The theme of this sprint was getting TI ready for a pretty major rewrite aimed at improving the documentation, API and making it easier for open-source contributors to, well, contribute. This’ll b a pretty big deal; we’re going to be working with some external devs (more on that when we’ve got official news, but it looks like there will be some funding) and it’s important to have TI in a place where it’s easy for them to contribute.

With Jason travelling most of the time and fighting food poisoning the rest of the time, Heather had to come up big. Luckily that’s the only way to come up that Heather knows. She wrote some great spec and user stories, and moved issues from the GitHub tracker into our new backlog spreadsheet.

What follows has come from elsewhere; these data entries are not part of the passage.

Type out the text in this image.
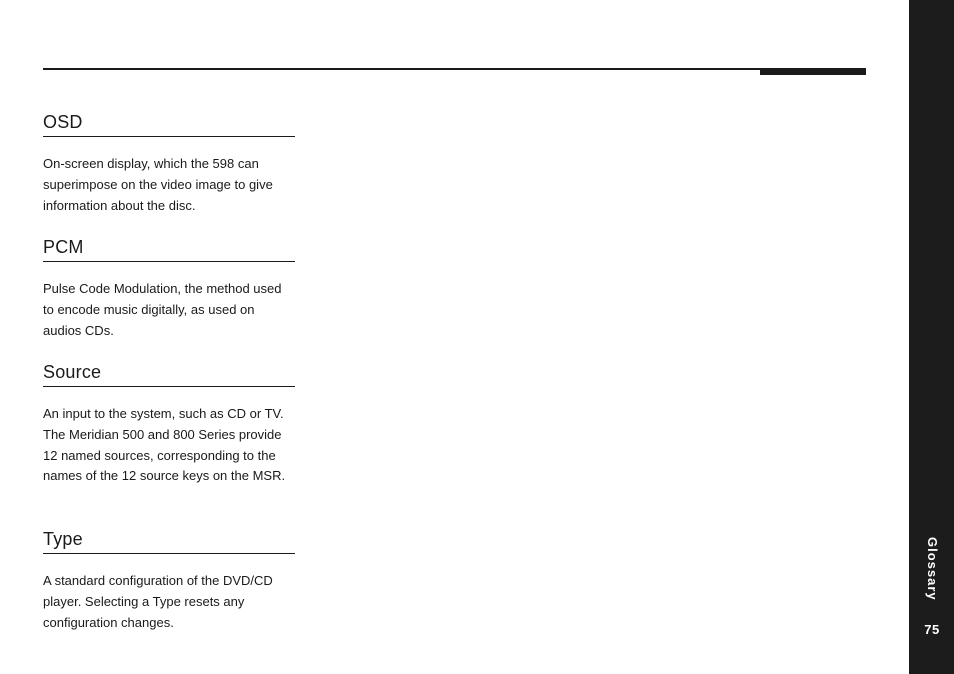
OSD

On-screen display, which the 598 can superimpose on the video image to give information about the disc.

PCM

Pulse Code Modulation, the method used to encode music digitally, as used on audios CDs.

Source

An input to the system, such as CD or TV. The Meridian 500 and 800 Series provide 12 named sources, corresponding to the names of the 12 source keys on the MSR.

Type

A standard configuration of the DVD/CD player. Selecting a Type resets any configuration changes.

Glossary
75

We both worked on submitting a grant application (more on that later).

Overall, we’re both pretty happy with how the sprint system is working, although it’s going to be nicer when we’re actually shipping code at the end instead of spec.

This next sprint is built around more preparation for an epic one after that, where we hope to actually get much of the rewrite done. For now, Heather will be doing more documentation, particularly of the all-important plugins that get external data into the system, while I’ll be working on my Python skills as well as getting comfortable with libraries we’ll be using.